The cost is also not particularly prohibitive with cigarettes costing as little as 30 cents for a
pack of 20.

And a Morgan Stanley report in 2006 revealed just how crucial the China national tobacco
corporation was to the Chinese economy generating more than $30-billion in taxes and profits. The
tobacco industry is the government's single biggest taxpayer.

Professor Anthony Rodgers is the head of the school of population health at the University of
Auckland.

ANTHONY RODGERS: It's obviously a very bold move to get a whole city smoke free. It will be very
interesting to see just how successful it is and whether it translates into more people wanting to
quit.

EMMA ALBERICI: What are likely to be the physical affects of forcing people to give up smoking for
a two week period?

ANTHONY RODGERS: Compared to the harms of smoking they are absolutely trifling. Yes, I mean and I
think the other thing people don't realise is that smoking itself is what's causing the stress, so
there's this perception that smoking reduces stress but actually smokers have higher stress levels
because stress in induced by waiting for your next fix and if that stress is or isn't there then
you actually have less stress overall.

Smoking is a stress inducing habit, not a stress relieving. Of course it's relieving when you have
your next cigarette, but its stress inducing for all the time when you're waiting for your next
cigarette. So sure, the withdrawal weeks are hard, it's a very highly addictive substance, but
overall it's a stress reducing thing to give up smoking.
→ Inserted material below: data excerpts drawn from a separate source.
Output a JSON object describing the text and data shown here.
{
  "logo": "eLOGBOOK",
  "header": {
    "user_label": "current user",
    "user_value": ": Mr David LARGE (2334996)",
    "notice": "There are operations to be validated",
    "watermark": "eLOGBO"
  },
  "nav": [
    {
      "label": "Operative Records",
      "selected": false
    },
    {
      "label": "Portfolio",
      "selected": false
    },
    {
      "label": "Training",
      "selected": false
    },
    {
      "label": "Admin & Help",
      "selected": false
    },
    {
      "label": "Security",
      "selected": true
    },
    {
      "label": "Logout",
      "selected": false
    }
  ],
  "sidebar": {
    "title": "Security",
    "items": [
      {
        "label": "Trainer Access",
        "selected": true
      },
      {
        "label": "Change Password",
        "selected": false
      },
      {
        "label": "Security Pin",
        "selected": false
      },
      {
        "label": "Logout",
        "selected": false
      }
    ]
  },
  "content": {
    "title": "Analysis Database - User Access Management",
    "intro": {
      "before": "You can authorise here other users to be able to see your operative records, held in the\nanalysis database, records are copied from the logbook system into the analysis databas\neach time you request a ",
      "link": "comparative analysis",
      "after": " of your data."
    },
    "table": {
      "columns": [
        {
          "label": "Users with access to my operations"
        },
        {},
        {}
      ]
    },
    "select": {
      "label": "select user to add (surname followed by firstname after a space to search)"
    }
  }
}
EMMA ALBERICI: Do you think this initiative might actually cause a reduction in the number of
people smoking in China?

ANTHONY RODGERS: Oh yeah, yeah. I mean there's lots of evidence that this will prompt a lot of
people to give up. There's anecdotal evidence like when people have to go without cigarettes for a
day on long haul flights and they do it successfully and they think oh well that wasn't that bad
and they manage to make it right through to giving up.

EMMA ALBERICI: There are some key questions that remain unanswered about the Olympic smoking ban.
How will it be policed and how will people found smoking be dealt with by the Chinese authorities?

ELEANOR HALL: Emma Alberici reporting.